The University of Macau (UM) Centre for Macau Studies (CMS) held a seminar titled ‘The Preview of Policy Address for the Fiscal Year 2022 of the Macau SAR’. During the event, experts and scholars discussed different areas of Macao’s future governance and provided suggestions for the SAR government.
CMS Director Agnes Lam chaired the seminar. According to Richard Hu Weixing, dean of the Faculty of Social Sciences (FSS), one of the SAR government’s top priorities in the next year should be the development of the Guangdong-Macao In-Depth Cooperation Zone in Hengqin. He suggests that the SAR government should listen extensively to people from all sectors, implement the specific details of the project, launch new initiatives to attract investment and professionals, in order to seize the development opportunities and promote the economic diversification of Macao.
According to Chan Kin Sun, assistant professor of the FSS, Macao needs to evaluate the outcomes of the SAR’s first five-year plan and development strategies in the second five-year plan. He also points out that the development of the Guangdong-Macao In-Depth Cooperation Zone in Hengqin requires the joint efforts of different cities and provinces.
According to Yin Yifen, executive director of the Social, Economic and Public Policy Research Centre at Macao Polytechnic Institute, the pandemic requires the SAR government to be more rational in understanding and analysing the degree of difficulty of the adversity it is facing, to use resources more judiciously, to be prepared to take risks while making decisive decisions, and to take public sentiments into consideration when formulating policy.
Tong Kai Chung, president of the Macau Institute of Management, expressed concern over three areas of the government’s future governance: the balance between epidemic prevention and economic development, industrial diversification and structural adjustment, and the use of fiscal revenue and financial support for underprivileged groups.
Kwan Fung, assistant professor of the FSS, and Lei Chun Kwok, assistant professor of the Faculty of Business Administration, agree that the SAR government should be prepared to assess the social and economic impact of the pandemic in the coming year and should establish a coordinated response mechanism with Guangdong and Hong Kong.
Prof Kwan Fung also proposes supporting small and medium-sized enterprises and assess the recovery process, while developing non-gaming industries in Macao with the help of international gaming enterprises. Prof Lei points out that while introducing new industries in areas such as modern finance and cross-border sports activities, the government should pay attention to job creation and the use of tax revenue, adding that it is necessary to consider the appropriateness of relief measures, such as the Wealth Partaking Scheme and the electronic consumption benefits plan.

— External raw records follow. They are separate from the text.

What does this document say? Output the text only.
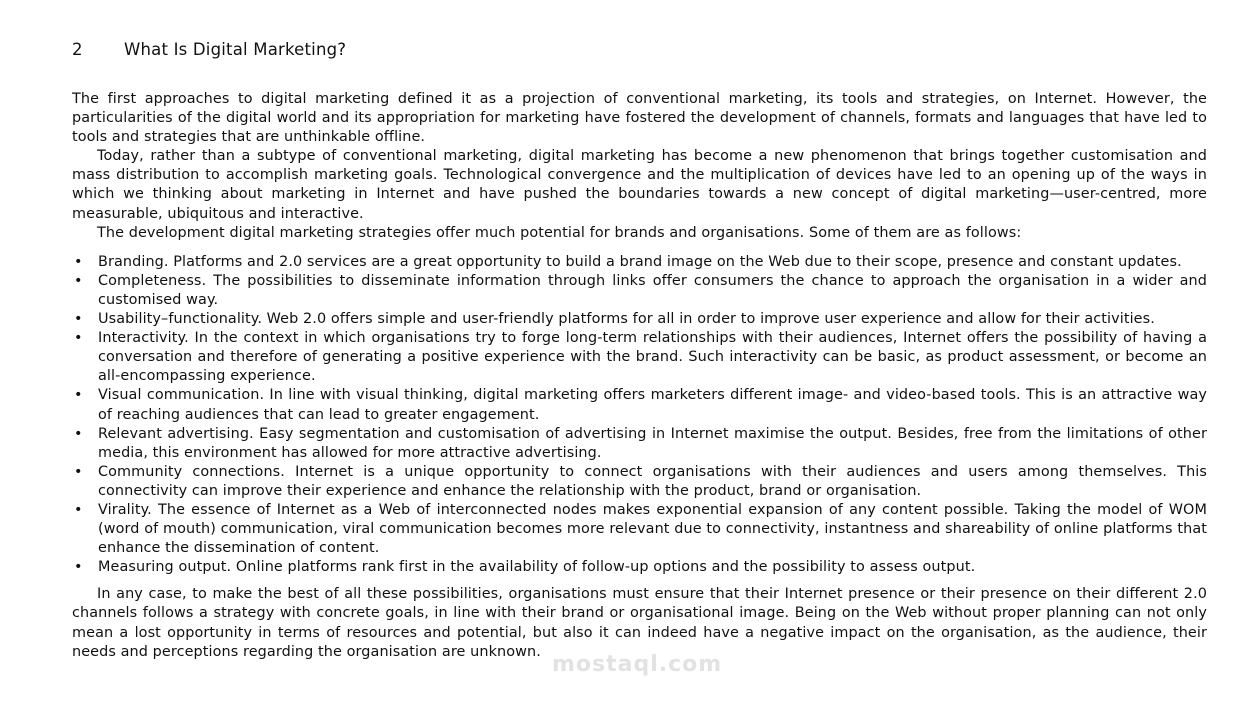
2	What Is Digital Marketing?

The first approaches to digital marketing defined it as a projection of conventional marketing, its tools and strategies, on Internet. However, the particularities of the digital world and its appropriation for marketing have fostered the development of channels, formats and languages that have led to tools and strategies that are unthinkable offline.

Today, rather than a subtype of conventional marketing, digital marketing has become a new phenomenon that brings together customisation and mass distribution to accomplish marketing goals. Technological convergence and the multiplication of devices have led to an opening up of the ways in which we thinking about marketing in Internet and have pushed the boundaries towards a new concept of digital marketing—user-centred, more measurable, ubiquitous and interactive.

The development digital marketing strategies offer much potential for brands and organisations. Some of them are as follows:

• Branding. Platforms and 2.0 services are a great opportunity to build a brand image on the Web due to their scope, presence and constant updates.
• Completeness. The possibilities to disseminate information through links offer consumers the chance to approach the organisation in a wider and customised way.
• Usability–functionality. Web 2.0 offers simple and user-friendly platforms for all in order to improve user experience and allow for their activities.
• Interactivity. In the context in which organisations try to forge long-term relationships with their audiences, Internet offers the possibility of having a conversation and therefore of generating a positive experience with the brand. Such interactivity can be basic, as product assessment, or become an all-encompassing experience.
• Visual communication. In line with visual thinking, digital marketing offers marketers different image- and video-based tools. This is an attractive way of reaching audiences that can lead to greater engagement.
• Relevant advertising. Easy segmentation and customisation of advertising in Internet maximise the output. Besides, free from the limitations of other media, this environment has allowed for more attractive advertising.
• Community connections. Internet is a unique opportunity to connect organisations with their audiences and users among themselves. This connectivity can improve their experience and enhance the relationship with the product, brand or organisation.
• Virality. The essence of Internet as a Web of interconnected nodes makes exponential expansion of any content possible. Taking the model of WOM (word of mouth) communication, viral communication becomes more relevant due to connectivity, instantness and shareability of online platforms that enhance the dissemination of content.
• Measuring output. Online platforms rank first in the availability of follow-up options and the possibility to assess output.

In any case, to make the best of all these possibilities, organisations must ensure that their Internet presence or their presence on their different 2.0 channels follows a strategy with concrete goals, in line with their brand or organisational image. Being on the Web without proper planning can not only mean a lost opportunity in terms of resources and potential, but also it can indeed have a negative impact on the organisation, as the audience, their needs and perceptions regarding the organisation are unknown.

mostaql.com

According to Davis Fong, director of UM’s Institute for the Study of Commercial Gaming, the gaming industry in Macao struggles to recover. If more people receive the COVID-19 vaccine next year, or if new preventive drugs become available, it could stimulate an increase in the number of visitors to Macao. He suggests that the SAR government should step up efforts to attract customers in the mass market and work together with enterprises to promote Macao as a tourist destination.
According to Lei Chin Pang, assistant professor of the FSS, although the cultural and creative industries have been hit hard by the pandemic, the online media has grown significantly. For this reason, he calls on the SAR government to strengthen its support for cultural industries on the internet.
According to Pun Chi Meng, executive director of Caritas Macau, the introduction of skilled workers into Macao should be conducted with professional and accurate judgment and must focus on creating ‘interaction’ between these workers. He suggests that the SAR government should provide financial support and necessary facilities for young people to start their own businesses and continue to provide support for those who fall into the three categories of underprivileged people in Macao.
According to Wong Seng Fat, associate professor of the Faculty of Sciences and Technology, the SAR government has leveraged the strengths of mainland enterprises to promote smart city development in Macao in the past few years. He suggests that the government should take stock of the experience and achievements in order to formulate a more effective strategy. He adds that it may be feasible to use technologies to help promote economic recovery and development in the post-pandemic period.
The centre will create a written record of the views of all experts and scholars at the seminar and submit it to the SAR government to serve as a basis for policy making.